When Stroker’s parents decided to put up their collection for auction, they asked their three children to each pick one thing to keep. “I chose this,” she says, picking up a folk art watercolor of a girl. The portrait, from around 1825, is unsigned. It sits on a shelf in the great room, surrounded by what Stroker calls her “make-do” collection: pieces that were at one time broken and salvaged by making do with what was on hand: a somewhat primitive drinking glass with a wooden base, a ceramic pitcher with a metal handle. It’s the essence of the American spirit: a confident recasting of a problem into something useful.
On a nearby wall are two silhouettes by Auguste Edouart, a French artist who traveled throughout England and the United States during the first half of the nineteenth century. He created art by cutting silhouettes and placing them on hand-painted backgrounds with realistic details. The schoolteacher in an 1828 silhouette stands in a room that has a mouse hole in the baseboard; beneath this silhouette, a carefully painted library is the background for a silhouette of an English gentleman.
Stroker’s collection of antiques embraces the same diversity that her parents prized. A glass witch’s ball hangs above a window and nineteenth-century game boards ascend the staircase. Children’s toys appear on shelves, including a lithographed dollhouse with mica windows from the 1880s. Santas from Germany and Japan, with pipe-cleaner bodies and white cotton beards, line shelves populated by elves and little Christmas trees. An unusual collection of lamps is scattered throughout the house, ranging from nineteenth-century camphene lamps, which burned a highly combustible form of turpentine, to a 1930s beaded basket that gives light through a mound of amber grapes, blue and green pears, red berries, and black plums.

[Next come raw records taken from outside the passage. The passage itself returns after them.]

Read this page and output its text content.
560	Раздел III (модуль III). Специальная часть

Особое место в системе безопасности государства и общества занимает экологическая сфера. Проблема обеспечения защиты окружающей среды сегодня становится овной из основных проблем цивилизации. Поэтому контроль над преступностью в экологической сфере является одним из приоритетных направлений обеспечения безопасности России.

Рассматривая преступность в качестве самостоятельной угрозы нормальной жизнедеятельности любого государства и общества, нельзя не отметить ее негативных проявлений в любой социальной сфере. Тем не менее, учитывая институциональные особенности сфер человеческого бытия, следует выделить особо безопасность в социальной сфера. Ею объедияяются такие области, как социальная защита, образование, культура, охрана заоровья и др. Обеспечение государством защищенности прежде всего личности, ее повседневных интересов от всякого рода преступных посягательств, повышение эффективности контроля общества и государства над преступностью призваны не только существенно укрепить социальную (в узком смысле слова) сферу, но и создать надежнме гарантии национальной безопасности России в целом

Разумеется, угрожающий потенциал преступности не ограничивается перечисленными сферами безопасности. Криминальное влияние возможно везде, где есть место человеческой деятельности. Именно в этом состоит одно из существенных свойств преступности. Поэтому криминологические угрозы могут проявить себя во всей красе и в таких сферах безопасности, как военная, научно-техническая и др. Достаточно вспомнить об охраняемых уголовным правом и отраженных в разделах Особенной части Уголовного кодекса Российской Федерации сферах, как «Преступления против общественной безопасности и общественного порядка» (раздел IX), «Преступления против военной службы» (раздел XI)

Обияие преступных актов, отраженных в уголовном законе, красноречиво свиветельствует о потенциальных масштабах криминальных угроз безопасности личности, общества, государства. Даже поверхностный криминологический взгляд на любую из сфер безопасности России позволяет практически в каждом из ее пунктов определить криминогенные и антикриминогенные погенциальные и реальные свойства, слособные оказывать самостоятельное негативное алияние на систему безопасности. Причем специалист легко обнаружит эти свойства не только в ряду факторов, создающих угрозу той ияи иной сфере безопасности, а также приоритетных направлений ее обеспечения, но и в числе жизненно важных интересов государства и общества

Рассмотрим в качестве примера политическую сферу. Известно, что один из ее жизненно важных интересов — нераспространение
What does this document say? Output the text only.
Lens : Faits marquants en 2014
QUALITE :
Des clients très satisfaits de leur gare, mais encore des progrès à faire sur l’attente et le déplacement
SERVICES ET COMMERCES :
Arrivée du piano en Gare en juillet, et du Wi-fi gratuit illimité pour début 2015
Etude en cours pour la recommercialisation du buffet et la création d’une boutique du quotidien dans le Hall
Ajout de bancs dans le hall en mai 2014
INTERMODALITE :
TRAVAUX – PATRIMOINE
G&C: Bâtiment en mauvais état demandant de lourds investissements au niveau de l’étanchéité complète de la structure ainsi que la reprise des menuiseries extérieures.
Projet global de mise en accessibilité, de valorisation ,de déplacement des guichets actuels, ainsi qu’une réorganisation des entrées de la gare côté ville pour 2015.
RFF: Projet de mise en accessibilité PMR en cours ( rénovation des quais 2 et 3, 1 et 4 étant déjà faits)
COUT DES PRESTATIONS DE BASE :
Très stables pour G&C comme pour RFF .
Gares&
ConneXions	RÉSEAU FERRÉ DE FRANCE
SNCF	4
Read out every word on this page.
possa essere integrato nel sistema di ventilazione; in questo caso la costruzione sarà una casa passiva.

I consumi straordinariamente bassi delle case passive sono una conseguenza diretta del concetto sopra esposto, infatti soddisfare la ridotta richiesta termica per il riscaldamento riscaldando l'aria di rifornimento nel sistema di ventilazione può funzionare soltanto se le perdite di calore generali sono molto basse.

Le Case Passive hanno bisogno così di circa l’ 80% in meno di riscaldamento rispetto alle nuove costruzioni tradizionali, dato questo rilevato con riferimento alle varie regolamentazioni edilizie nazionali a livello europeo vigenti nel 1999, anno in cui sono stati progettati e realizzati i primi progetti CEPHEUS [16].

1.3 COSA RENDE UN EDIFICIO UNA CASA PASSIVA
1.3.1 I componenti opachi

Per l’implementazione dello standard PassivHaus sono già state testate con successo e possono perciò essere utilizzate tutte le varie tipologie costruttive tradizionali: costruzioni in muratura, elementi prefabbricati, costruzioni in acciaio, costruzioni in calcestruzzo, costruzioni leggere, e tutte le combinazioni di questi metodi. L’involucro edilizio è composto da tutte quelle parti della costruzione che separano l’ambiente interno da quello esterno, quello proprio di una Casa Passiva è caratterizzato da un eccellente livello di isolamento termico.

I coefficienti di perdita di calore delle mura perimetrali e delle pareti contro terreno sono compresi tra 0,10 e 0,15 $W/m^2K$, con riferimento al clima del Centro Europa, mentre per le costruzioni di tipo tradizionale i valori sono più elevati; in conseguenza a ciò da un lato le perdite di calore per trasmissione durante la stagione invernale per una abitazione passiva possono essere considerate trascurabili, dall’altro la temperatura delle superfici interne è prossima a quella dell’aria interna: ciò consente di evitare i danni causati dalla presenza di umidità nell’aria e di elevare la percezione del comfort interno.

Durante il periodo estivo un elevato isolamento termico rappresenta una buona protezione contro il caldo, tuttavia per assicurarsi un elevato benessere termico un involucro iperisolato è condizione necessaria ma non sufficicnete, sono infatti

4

Back in the workroom, Stroker is working on a new type of flattened wine bottle for her company. This one has a wedding invitation instead of a label, and delicate flowers and ferns are pressed into the glass. With a pretty white ribbon tied at the top, it’s hard to believe this keepsake cheese board was once a plain glass bottle. But for Stroker, whose life is layered with collections and treasures from other eras, and who has remodeled and renovated homes, the new product is a natural development. She took a little history, pressed it into something modern, embellished it, and found a new use for it.